American Airlines has faced some egregious controversies in the past, but this one is perhaps the most absurd: On June 30, a doctor from Texas named Tisha Rowe was ordered off a plane and allowed back on only after she agreed to cover herself with a blanket. Her offense? She was dressed in a romper.
Rowe, who is African-American and Caribbean-American, described the incident both on social media and in a recent interview with the New York Times, explaining that she feels her race was a factor. She told the Times that she had boarded her flight from Jamaica to Miami with her eight-year-old son when a flight attendant asked her to come to the front of the plane.
“She poses the question to me, ‘Do you have a jacket?’” Rowe explained. “I said, ‘No, I do not.’ I’ve been given no explanation as to why I was taken off the plane. So finally she says, ‘You’re not boarding the plane dressed like that.’ Then they started to give me a lecture about how when I got on the plane, I better not make a scene or be loud.”

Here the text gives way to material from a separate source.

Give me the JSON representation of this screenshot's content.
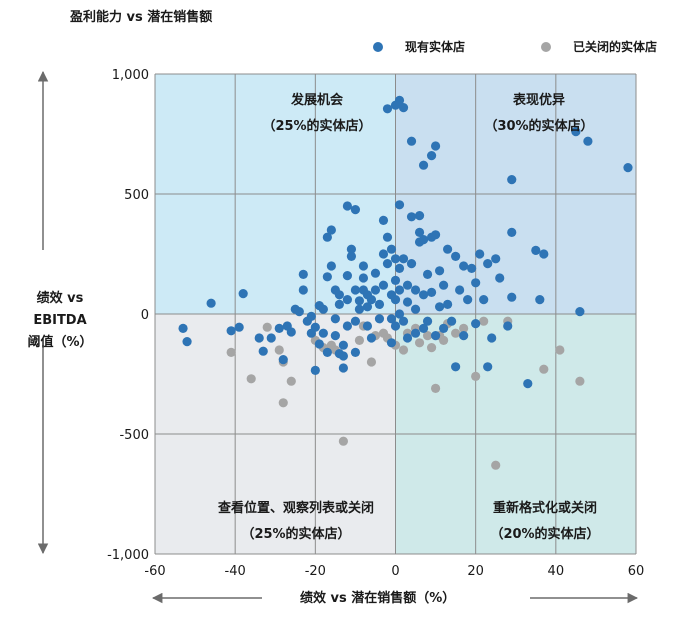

Rowe shared photos of her outfit on Twitter. Social media users quickly agreed that there was nothing wrong with it, especially given that she was on a hot summer vacation. (As the Times points out, on the day this happened, there was a high of 94 degrees in Jamaica and a high of 89 in Miami.)
An airline policing what women wear is ludicrous, but the situation is even more frustrating in light of how ambiguous the airline’s stated conditions of carriage are. Online it includes a brief reference to dress code that reads, “Dress appropriately; bare feet or offensive clothing aren’t allowed.” Rowe’s outfit contains nothing “offensive,” and it’s unclear what’s so inappropriate about a summer romper in the heat. Moreover, it seems enforcement of the airline’s policies is a matter left to the discretion of flight attendants, which leaves a lot of room for bias.
“Had they seen that same issue in a woman who was not a woman of color, they would not have felt empowered to take me off the plane,” Rowe told the Times. “In pop culture, especially black women with a body like mine, they’re often portrayed as video vixens. So I’ve had to deal with those stereotypes my whole life.”